According to Wright, “Paul’s doctrine of justification is the place where four themes meet, which Piper, and others like him, have managed to ignore or sideline.” “First, Paul’s doctrine of justification is about the work of Jesus the Messiah of Israel.” The story of Israel too often functions “merely as a backdrop, a source of prooftexts and types, rather than as itself the story of God’s saving purposes” (11).
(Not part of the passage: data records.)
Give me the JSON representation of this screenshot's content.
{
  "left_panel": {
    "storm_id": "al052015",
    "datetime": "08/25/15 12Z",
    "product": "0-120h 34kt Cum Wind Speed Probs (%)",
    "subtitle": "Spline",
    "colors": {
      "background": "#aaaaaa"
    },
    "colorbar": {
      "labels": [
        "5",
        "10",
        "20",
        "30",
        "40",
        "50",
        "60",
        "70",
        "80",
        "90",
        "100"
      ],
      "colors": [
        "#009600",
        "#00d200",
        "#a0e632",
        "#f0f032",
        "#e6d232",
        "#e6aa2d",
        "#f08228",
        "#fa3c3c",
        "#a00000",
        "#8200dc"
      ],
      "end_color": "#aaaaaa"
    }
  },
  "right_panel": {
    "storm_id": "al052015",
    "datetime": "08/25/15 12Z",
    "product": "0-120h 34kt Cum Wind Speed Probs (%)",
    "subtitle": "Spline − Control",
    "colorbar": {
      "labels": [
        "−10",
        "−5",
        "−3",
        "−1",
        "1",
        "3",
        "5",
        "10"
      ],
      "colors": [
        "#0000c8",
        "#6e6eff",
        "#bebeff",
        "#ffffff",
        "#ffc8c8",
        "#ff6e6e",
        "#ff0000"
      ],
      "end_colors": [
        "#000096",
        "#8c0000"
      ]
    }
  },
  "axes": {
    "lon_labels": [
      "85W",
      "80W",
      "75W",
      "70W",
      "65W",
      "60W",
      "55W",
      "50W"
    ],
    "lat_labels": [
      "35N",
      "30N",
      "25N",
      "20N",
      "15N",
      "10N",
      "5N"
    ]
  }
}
(A quote of Wright follows) "Second, Paul’s doctrine of justification is therefore about what we may call the covenant—the covenant God made with Abraham, the covenant whose purpose was from the beginning the saving call of a worldwide family through whom God’s saving purposes for the world were to be realized…For Piper, and many like him, the very idea of a covenant of this kind remains strangely foreign and alien…Despite the strong covenantal theology of John Calvin himself, and his positive reading of the story of Israel as fulfilled in Jesus Christ, many who claim Calvinist or Reformed heritage today resist applying it in the way that, as I argue in this book, Paul himself does, in line with the solid biblical foundation for the ‘continuing exile’ theme. Third, Paul’s doctrine of justification is focused on the divine law-court…For John Piper and others who share his perspective, the lawcourt imagery is read differently, with attention shifting rather to the supposed moral achievement of Jesus to gaining, through his perfect obedience, a righteousness which can then be passed on to his faithful people…Fourth, Paul’s doctrine of justification is bound up with eschatology, that is, his vision of God’s future for the whole world and for his people. (Wright's quote ends.)"
(Dr. Horton resumes.) The eschatological perspective not only brings into view the wider purposes of God for creation but also highlights “…two moments, the final justification when God puts the whole world right and raises his people from the dead, and the present justification in which that moment is anticipated” (12).
Furthermore, all of the major Reformers wrote volumes on the Gospels (as well as the Old Testament) and it is clear from these commentaries and sermons that they read Scripture as an unfolding plot with Christ as the fulfillment of the promises made to Israel. They wrote at great length on the kingdom of God, the reversals in the plot as it thickens around Jesus, his signs, and his teachings. I will refrain from repeating myself throughout this review and leave the point at this: Wright has clearly not read widely in the sources that he criticizes and this creates a straw opponent against which his views may be easily contrasted.
Surprising to anyone who has read the Reformers and especially the covenant theologians in the Reformed tradition who followed in their wake, Wright seems to paint the “old perspective” as if it were a dispensationalist scheme. “It is central to Paul,” he says, “but almost entirely ignored in perspectives old, new and otherwise, that God had a single plan all along through which he intended to rescue the world and the human race, and that this single plan was centered upon the call of Israel, a call which Paul saw coming to fruition in Israel’s representative, the Messiah” (35). After all, the Westminster Larger Catechism (#191) encourages us to pray (with the Lord’s Prayer), “that the kingdom of sin and Satan may be destroyed, the gospel propagated throughout the world, the Jews called, the fullness of the Gentiles brought in…that Christ would rule in our hearts here, and hasten the time of his second coming, and our reigning with him forever: and that he would be pleased so to exercise the kingdom of his power in all the world, as may best conduce to these ends.”